Piero Angela e la Juve: un legame atavico
“Per me è facile essere della Juventus – diceva – essendo nato a Torino. Devo ammettere però che essere tifosi granata è più nobile: i bianconeri vincono un anno sì e l’altro pure”. Ironia, classe ed educazione che tornano sempre. Persino al centro del rettangolo verde. Un’altra ammissione da parte di Angela: “Stimo molto Buffon – aveva detto – è un grande professionista e un uomo talentoso. Poi ha saputo anche piangere nei momenti difficili, rialzandosi dopo le sconfitte. Questo mi ha commosso molto”.
Le stesse lacrime che oggi i tifosi juventini (e non solo) versano per ricordare e onorare uno dei maggiori intellettuali del nostro tempo. “Tifo per la Juve – sottolinea – ma sono anche molto obiettivo. Quando gioca male lo ammetto. Poi c’è una sorta di “Derby” con mio figlio Alberto, milanista da sempre”. La cultura non ha offuscato le passioni di Piero: calcio e jazz.
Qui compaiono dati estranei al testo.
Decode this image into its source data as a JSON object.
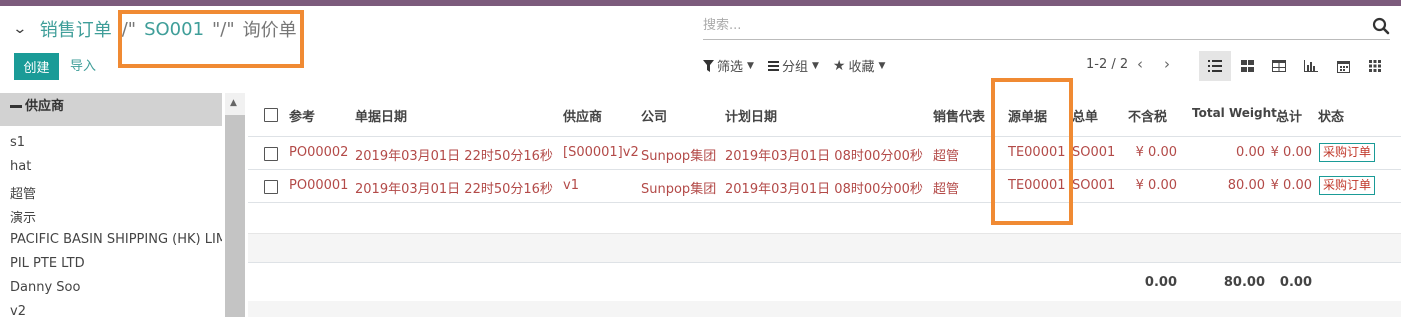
{
  "breadcrumb": {
    "toggle_icon": "chevron-down-icon",
    "root": "销售订单",
    "sep1": "/\"",
    "order": "SO001",
    "sep2": "\"/\"",
    "current": "询价单"
  },
  "actions": {
    "create": "创建",
    "import": "导入"
  },
  "search": {
    "placeholder": "搜索..."
  },
  "filters": {
    "filter": "筛选",
    "group": "分组",
    "favorites": "收藏"
  },
  "pager": {
    "text": "1-2 / 2",
    "prev": "‹",
    "next": "›"
  },
  "views": [
    "list-view-icon",
    "kanban-view-icon",
    "pivot-view-icon",
    "graph-view-icon",
    "calendar-view-icon",
    "grid-view-icon"
  ],
  "sidebar": {
    "header": "供应商",
    "items": [
      "s1",
      "hat",
      "超管",
      "演示",
      "PACIFIC BASIN SHIPPING (HK) LIMITED",
      "PIL PTE LTD",
      "Danny Soo",
      "v2"
    ]
  },
  "table": {
    "columns": [
      "参考",
      "单据日期",
      "供应商",
      "公司",
      "计划日期",
      "销售代表",
      "源单据",
      "总单",
      "不含税",
      "Total Weight",
      "总计",
      "状态"
    ],
    "rows": [
      {
        "ref": "PO00002",
        "date": "2019年03月01日 22时50分16秒",
        "vendor": "[S00001]v2",
        "company": "Sunpop集团",
        "planned": "2019年03月01日 08时00分00秒",
        "rep": "超管",
        "source": "TE00001",
        "origin": "SO001",
        "untaxed": "¥ 0.00",
        "weight": "0.00",
        "total": "¥ 0.00",
        "status": "采购订单"
      },
      {
        "ref": "PO00001",
        "date": "2019年03月01日 22时50分16秒",
        "vendor": "v1",
        "company": "Sunpop集团",
        "planned": "2019年03月01日 08时00分00秒",
        "rep": "超管",
        "source": "TE00001",
        "origin": "SO001",
        "untaxed": "¥ 0.00",
        "weight": "80.00",
        "total": "¥ 0.00",
        "status": "采购订单"
      }
    ],
    "footer": {
      "untaxed": "0.00",
      "weight": "80.00",
      "total": "0.00"
    }
  },
  "colors": {
    "accent": "#1a9b97",
    "highlight": "#f08a33",
    "topbar": "#7c5b7c",
    "link_red": "#b34a48"
  }
}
Persino un disco inciso, solo pianoforte.
Un pizzico di Roma: l’amicizia con Gratton
Il resto lo lasciava per la domenica: nella sua passione calcistica c’è anche un pezzetto di Roma. Il merito è di Gratton: “La nostra è un’amicizia di lunga data – ha sottolineato a Roma TV in occasione della morte dell’uomo – ci siamo incontrati per la prima volta nel ’55. Feci un documentario sulla battaglia di Waterloo e venni nella Capitale per montarlo: c’era lui a dirigere il reparto grafico. Era un bravissimo creativo. Insieme facemmo anche una serie di documentari scientifici, con una striscia dal nome “Destinazione uomo”, che spaziavano dalla ricerca scientifica a quella biologica con particolare attenzione a quella neurologica. Vivemmo a stretto contatto per un anno – era il 1970 – poi cominciammo anche ad andare in vacanza insieme con le famiglie”.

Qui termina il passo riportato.